The number of teeth adults have can be up to 32. Wisdom teeth are the last ones to grow and are located at the back of the mouth. They normally come through between the ages of 17 and 25 but they can erupt in years later. Many people now have jaws that are not big enough for 32 teeth—often we will only have room for 28 at most. This means that if the other teeth are healthy and present, there will not be sufficient space for the wisdom teeth to grow properly.
Do wisdom teeth always lead to issues?
These latecomers do not always lead to dental health problems. If there is enough room to grow they can often develop without causing any more issues than other teeth. In many cases, there will be mild discomfort when they are erupting, but this is temporary and will go when the tooth is completely erupted.

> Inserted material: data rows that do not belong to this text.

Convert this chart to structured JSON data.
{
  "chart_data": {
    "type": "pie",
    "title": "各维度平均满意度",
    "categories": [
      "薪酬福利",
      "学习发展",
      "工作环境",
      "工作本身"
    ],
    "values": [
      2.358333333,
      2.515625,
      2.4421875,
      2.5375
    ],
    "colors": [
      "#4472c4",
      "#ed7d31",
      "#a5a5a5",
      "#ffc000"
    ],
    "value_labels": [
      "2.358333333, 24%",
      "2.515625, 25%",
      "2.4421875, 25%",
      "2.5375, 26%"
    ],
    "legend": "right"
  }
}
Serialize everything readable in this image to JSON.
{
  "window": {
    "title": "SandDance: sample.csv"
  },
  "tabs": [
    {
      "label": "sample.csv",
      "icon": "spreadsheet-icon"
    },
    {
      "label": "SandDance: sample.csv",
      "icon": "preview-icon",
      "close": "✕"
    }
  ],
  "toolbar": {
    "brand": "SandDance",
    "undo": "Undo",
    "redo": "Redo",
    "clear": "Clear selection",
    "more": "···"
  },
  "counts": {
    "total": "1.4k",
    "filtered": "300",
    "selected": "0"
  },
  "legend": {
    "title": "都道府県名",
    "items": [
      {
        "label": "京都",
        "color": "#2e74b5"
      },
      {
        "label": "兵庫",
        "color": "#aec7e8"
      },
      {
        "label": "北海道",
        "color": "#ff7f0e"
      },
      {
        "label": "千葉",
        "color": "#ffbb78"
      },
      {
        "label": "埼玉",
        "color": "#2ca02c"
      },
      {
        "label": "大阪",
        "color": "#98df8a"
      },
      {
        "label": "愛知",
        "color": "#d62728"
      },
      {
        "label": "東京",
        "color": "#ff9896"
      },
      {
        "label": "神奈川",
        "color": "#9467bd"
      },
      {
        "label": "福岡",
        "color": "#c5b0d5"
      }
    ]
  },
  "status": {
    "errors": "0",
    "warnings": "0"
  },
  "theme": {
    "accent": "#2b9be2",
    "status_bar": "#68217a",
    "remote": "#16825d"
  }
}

What are impacted wisdom teeth?
If there is not sufficient room the teeth can try to grow in but become stuck against another tooth that is in front of it. The wisdom tooth will then come in at an angle and this will be described as an impacted wisdom tooth.
What problems can occur?
It is possible that the gum will get swollen and sore, while particles of food and bacteria may start to collect under the edge of the gum and make it difficult to effectively clean the area. The dentist will be able to let you know whether it is just a temporary problem that can be handled with the use of mouthwash, special methods of cleaning and antibiotics, or whether if the tooth needs to be removed.
How can I help myself?
Corsodyl, or other antibacterial mouthwashes, can help in reducing inflammation. Pain-relieving tablets like aspirin or paracetamol may help in the short term, but you should make an appointment with your dentist if the pain persists. They will be able to identify what is causing the problem and let you know what needs to be done. It can help if you clean thoroughly around the tooth, and the dentist may provide you with a prescription of antibiotics.
Will I need an x-ray?
The dentist will normally take an x-ray to identify the position of the tooth root and to find out if the tooth has enough room to develop.
What are the reasons for wisdom teeth being taken out?
- When it has become clear that the tooth will not grow correctly due to a lack of room, or if it is causing any discomfort or pain.
- If the tooth has only grown in partially and/or it is decayed.
- If the tooth serves no real purpose and is making oral cleaning problematic.
- If wisdom teeth begin to ‘over-grow’. This can happen if a lower tooth has been taken out or cannot grow through due to being impacted, meaning the upper tooth has no other teeth to bite against. The upper tooth will then grow down too far, as it looks for other teeth to make contact with.
Is tooth removal a difficult process?
Much will depend on the root’s shape and position. The dentist will let you know whether the tooth needs to be removed at the dental practice or if you need to be referred to a hospital to see a specialist oral surgeon. In some cases, there is the chance that there could be some numbness in the lip after a lower tooth has been removed. A dentist will let you know if this is likely to happen in your case. It is likely that you will need either sedation or a local anaesthetic—the same as would be used for a filling. It is also possible that you will be given a general anaesthetic (meaning you would be asleep) although this will only be done in a hospital.
Will it change the appearance of my mouth or face?
There will be some swelling for the first few days after the wisdom teeth have been taken out. However, once the area has healed no difference will be caused to your appearance. Your mouth will then feel less crowded and more comfortable, particularly if the tooth was impacted.
What will happen after tooth removal?
The amount of pain and discomfort depends on the ease with which the tooth was taken out. Normally, there will be a small amount of discomfort and swelling for the first few days, and it is vital that you follow the advice you are given about using mouthwash, etc. to assist the healing process. Standard painkillers such as ibuprofen, paracetamol or aspirin can work in controlling any painful symptoms. Some stitches may be required to help the gum heal. It is likely that the dentist will want to see you roughly a week after the procedure to check everything is going well.